The Chairperson thanked Mr Mthenjane for his inputs. The Committee is expected to come up with proposals in response to the problems presented, especially on budget, affordability, and legalities of the merging entities in line with the organizational structure. She invited the Deputy Minister to respond.

Deputy Minister Capa said she believes this is not the platform for restructuring government. It is rather a platform to conduct oversight. When the Annual Performance Plan (APP) is presented tomorrow, the details will be reported and discussed. How are going to deal with the fact that the budget is not enough, given what we currently have? It would be unfortunate to talk about the APP today which will only be presented in tomorrow’s meeting. Tomorrow the collective can decide if DSBD is on track and better understand the work being done. We need to amend the Act, not violate the Act. A way forward has been proposed but has not been properly implemented.

Mr Kruger thanked the Deputy Minister for her response. However, she only responded to one member of the Committee. He requested her response to his follow-up question. For 24 months we had an acting DG. Now it seems we are going to have to operate with a shared Minister or have no minister for another long period. He asked if she thinks it is fair for business communities, small businesses and those looking for employment to wait another long time. Is this progressive? How much longer can this situation carry on? Is this sustainable?

Deputy Minister Ms Capa responded that there were no Director General present in this meeting today. Covid disrupted the process of shortlisting and verification. No meeting was able to take place. The Minister sets the guidelines, but she is not the actual implementer. The Minister knows business and she knows this Department. The Department will achieve its goals with the present capacity at hand and will not haphazardly be shifted. The work required by DSBD will duly be done by this Department.

Closing remarks
The Chairperson said the purpose of the meeting was to get a better sense of what is happening with the organogram. It is a complicated matter for the Portfolio Committee.

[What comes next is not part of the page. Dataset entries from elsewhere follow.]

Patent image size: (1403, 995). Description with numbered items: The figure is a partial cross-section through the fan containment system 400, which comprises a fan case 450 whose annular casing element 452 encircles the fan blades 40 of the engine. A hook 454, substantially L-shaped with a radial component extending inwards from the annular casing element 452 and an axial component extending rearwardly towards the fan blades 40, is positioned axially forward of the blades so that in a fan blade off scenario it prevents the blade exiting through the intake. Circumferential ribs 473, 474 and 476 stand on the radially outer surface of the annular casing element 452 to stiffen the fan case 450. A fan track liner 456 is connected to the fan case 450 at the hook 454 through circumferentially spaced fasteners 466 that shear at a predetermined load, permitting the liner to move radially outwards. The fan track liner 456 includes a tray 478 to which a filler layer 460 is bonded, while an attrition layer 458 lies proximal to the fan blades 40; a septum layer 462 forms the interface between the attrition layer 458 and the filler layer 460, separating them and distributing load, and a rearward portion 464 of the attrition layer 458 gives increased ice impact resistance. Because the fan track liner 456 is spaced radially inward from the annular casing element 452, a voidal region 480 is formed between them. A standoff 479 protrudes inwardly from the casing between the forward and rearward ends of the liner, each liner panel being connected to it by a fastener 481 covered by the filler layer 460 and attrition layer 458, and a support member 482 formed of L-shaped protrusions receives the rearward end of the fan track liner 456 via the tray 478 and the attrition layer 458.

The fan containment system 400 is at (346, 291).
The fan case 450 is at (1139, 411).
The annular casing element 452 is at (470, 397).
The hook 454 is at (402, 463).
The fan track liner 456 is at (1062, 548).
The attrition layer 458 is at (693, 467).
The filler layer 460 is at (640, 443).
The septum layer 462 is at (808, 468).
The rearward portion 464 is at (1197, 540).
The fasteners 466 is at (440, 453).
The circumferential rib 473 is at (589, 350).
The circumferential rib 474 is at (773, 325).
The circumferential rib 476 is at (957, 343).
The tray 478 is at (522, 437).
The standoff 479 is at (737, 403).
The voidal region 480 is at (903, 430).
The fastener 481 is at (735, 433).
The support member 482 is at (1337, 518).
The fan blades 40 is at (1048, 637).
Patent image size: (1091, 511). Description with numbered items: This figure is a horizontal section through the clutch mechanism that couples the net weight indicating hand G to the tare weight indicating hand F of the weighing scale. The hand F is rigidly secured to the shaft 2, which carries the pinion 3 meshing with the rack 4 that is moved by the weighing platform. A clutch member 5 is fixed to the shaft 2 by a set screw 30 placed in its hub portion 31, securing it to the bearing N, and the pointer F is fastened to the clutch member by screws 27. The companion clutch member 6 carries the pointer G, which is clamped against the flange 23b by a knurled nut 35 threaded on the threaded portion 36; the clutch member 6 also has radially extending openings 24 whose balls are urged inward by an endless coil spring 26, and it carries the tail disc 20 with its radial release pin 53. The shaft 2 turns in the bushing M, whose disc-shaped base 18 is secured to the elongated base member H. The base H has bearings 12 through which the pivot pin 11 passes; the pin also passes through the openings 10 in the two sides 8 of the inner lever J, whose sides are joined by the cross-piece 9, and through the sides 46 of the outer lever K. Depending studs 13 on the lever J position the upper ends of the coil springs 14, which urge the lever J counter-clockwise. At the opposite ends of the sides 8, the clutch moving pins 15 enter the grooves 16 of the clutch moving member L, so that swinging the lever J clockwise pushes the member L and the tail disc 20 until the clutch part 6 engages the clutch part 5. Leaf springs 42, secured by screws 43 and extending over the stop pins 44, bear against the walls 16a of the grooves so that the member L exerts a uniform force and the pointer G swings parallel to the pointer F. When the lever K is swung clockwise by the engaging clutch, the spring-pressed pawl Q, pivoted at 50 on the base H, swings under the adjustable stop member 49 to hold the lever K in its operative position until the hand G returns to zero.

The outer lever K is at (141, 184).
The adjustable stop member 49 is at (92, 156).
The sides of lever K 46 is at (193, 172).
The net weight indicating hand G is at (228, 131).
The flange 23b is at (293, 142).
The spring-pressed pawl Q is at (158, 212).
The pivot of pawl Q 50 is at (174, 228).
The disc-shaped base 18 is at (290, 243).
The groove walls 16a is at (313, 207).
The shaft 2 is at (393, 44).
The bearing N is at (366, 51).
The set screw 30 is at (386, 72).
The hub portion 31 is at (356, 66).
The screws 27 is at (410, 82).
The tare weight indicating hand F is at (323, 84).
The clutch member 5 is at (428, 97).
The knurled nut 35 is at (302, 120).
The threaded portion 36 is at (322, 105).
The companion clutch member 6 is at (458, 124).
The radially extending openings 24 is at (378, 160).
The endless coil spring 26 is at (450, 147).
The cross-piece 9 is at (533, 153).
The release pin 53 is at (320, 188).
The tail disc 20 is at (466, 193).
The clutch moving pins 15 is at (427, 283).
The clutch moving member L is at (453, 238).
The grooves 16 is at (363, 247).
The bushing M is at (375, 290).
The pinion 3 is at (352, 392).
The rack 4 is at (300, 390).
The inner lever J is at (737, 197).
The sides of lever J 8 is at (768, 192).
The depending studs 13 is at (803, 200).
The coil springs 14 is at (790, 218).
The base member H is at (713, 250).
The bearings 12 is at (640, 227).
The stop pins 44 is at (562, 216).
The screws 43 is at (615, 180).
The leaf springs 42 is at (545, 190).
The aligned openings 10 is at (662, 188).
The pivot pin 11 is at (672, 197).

This briefing indicated the urgency for the two Ministers to convene and meet. They must propose a time frame and report back to the Committee on progress and updated developments. We cannot move forward without the blessing of Treasury in consultation with the Ministers. There are two issues that need to be addressed. Firstly, the approval of the organogram and secondly, the merging of the two entities. The Committee needs to be diligent in deciding upon which option will better assist in moving forward.

Issues of affordability are critical. Our interest is to see the Department running smoothly and the two entities collaborating soundly to fulfil the President’s job creation mandate. The presentation, comments and frustration expressed by Members show the existence of many grey areas. This indeed has a negative impact on oversight. Tomorrow’s meeting should provide more clarity and we will take it from there. There is a need to provide leadership as a collective on this matter. She is happy with what DSBD presented. It shows a true reflection of what is happening. She noted appreciation for the appointment of the DG. She believes things will begin to move forward but only with stronger administration and improved implementation strategies. The Chairperson thanked all for being honest about the current situation.

The Deputy Minister interjected and stressed that the Ministers have met and have given direction.

The Chairperson replied that she was aware of that.

The Committee programme for the second term of 2021 and  the minutes of 10 and 17 March 2021 were adopted before the meeting adjourned.